Helfen neue Anbauverfahren?
Auf einem Feld bei Ganderkesee forschen Bernd Lummer und sein Team vom Landmaschinenhersteller "Amazone" an neuen Anbauverfahren. Dabei geht es auch immer um die Frage: Wie können Landwirte trotz extremer Wetterereignisse gute Ernten erzielen? Bis vor Kurzem ist auf der Fläche Hafer gewachsen. Nun versenkt eine Sämaschine Rapskörner im Boden. Und nicht nur die, erklärt Agraringenieur Lummer: "Wir pflanzen auch eine Begleitsaat, beispielsweise Leguminosen, die in der Lage sind, Stickstoff aus der Luft zu sammeln, so dass wir weniger mineralischen Dünger benötigen."

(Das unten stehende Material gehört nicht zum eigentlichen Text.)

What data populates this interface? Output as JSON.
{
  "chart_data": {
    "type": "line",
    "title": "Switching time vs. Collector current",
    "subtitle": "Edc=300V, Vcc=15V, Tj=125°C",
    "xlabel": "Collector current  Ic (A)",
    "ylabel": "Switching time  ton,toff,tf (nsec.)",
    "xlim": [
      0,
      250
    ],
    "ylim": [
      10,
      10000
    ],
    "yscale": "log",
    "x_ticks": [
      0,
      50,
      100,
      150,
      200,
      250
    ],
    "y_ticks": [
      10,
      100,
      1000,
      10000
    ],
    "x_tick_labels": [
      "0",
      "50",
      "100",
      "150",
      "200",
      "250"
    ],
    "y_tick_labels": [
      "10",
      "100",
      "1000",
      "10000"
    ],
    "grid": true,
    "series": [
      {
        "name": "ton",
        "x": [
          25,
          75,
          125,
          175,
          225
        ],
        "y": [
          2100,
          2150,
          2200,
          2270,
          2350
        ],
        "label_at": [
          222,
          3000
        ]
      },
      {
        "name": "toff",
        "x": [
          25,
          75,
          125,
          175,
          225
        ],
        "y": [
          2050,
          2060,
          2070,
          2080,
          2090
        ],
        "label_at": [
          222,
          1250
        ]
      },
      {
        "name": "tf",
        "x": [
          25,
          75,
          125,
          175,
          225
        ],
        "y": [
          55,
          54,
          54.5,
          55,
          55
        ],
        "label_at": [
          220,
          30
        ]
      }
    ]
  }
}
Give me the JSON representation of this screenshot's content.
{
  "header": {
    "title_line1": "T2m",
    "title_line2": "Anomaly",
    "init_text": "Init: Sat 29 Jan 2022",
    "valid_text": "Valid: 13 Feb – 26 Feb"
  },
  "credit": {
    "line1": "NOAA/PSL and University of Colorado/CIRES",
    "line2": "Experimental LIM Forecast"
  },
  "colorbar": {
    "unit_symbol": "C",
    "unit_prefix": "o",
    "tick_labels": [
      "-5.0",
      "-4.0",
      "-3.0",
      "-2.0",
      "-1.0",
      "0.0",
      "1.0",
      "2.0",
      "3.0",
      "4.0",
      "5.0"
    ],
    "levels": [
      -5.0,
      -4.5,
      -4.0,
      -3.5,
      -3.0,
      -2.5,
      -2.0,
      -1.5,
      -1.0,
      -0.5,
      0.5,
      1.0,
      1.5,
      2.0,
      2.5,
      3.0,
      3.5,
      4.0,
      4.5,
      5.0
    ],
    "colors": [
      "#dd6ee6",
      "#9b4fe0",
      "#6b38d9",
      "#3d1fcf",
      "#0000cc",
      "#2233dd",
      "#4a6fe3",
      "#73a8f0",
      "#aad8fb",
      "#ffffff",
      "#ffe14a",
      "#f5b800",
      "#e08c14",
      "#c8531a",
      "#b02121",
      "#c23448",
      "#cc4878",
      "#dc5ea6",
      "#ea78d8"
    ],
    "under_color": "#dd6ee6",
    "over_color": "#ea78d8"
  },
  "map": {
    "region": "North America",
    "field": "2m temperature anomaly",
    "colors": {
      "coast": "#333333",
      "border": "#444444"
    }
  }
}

Ein Trend auf dem Acker: Direktsaat
Das bedeutet nicht nur Zeit- und Kostenersparnis, sondern auch weniger Fahrten übers Feld. Und in Zeiten von großer Trockenheit oder auch Nässe gilt: Je weniger eine Ackerfläche bearbeitet wird, desto besser. Denn das trocknet die Felder zusätzlich aus. Oder aber die Reifen der schweren Maschinen verdichten die Erde zu sehr, gerade bei nassen Böden wird das zum Problem. Aus diesen Gründen gehen immer mehr Landwirte auch zu sogenannter Direktsaat über. Das bedeutet, der Acker wird nicht mehr tief gepflügt, sondern die Körner direkt auf die Erde ausgebracht. Auch so lässt sich verhindern, dass Böden austrocknen.
Weniger Erträge, mehr Sicherheit
"Bei der Direktsaat muss man im Mittel rund zehn Prozent Ertragsverlust einkalkulieren", erklärt Bernd Lummer. Aber in Zeiten des Klimawandels sei es auch falsch, nur auf maximale Ernteerträge zu achten. So sieht es auch Renke Dählmann, Landwirt und Lohnunternehmer aus Hude: "Wichtig ist, dass wir uns breit aufstellen, um dem Klimawandel zu begegnen." Er wählt Getreide- und Maissorten, die sowohl mit Trockenheit als auch mit Nässe gut zurechtkommen. Alles auf eine Karte zu setzen - besser gesagt auf wenige Getreidesorten - sei nicht mehr zeitgemäß, so Dählmann. So riskiere man einen Totalausfall.
Maiszünsler auf dem Vormarsch
Auch vor dem an sich robusten Mais machen die Klimaveränderungen nicht halt, auch wenn die Landwirtschaftskammer bisher von einer durchschnittlichen bis guten Ernte ausgeht: "Erste Pflanzen sind bei uns im Norden vom Maiszünsler befallen", so Renke Dählmann, "der Schädling ist in Süddeutschland heimisch, breitet sich begünstigt durch den Klimawandel aber auch in unserer Gegend aus." Renke Dählmann weiß aber Rat: Er besitzt eine Maschine, mit der sich die Maisstoppeln zerstören lassen - so fehlt den Larven des Maiszünslers das Winterquartier.
Hinweis der Redaktion: In einer früheren Version dieses Artikels hieß es, dass die Erzeugerpreise für Kartoffeln gestiegen seien. Da ist uns ein Fehler unterlaufen. Die Preise sind vielmehr um 15 Prozent gesunken. Wir haben die Angabe korrigiert.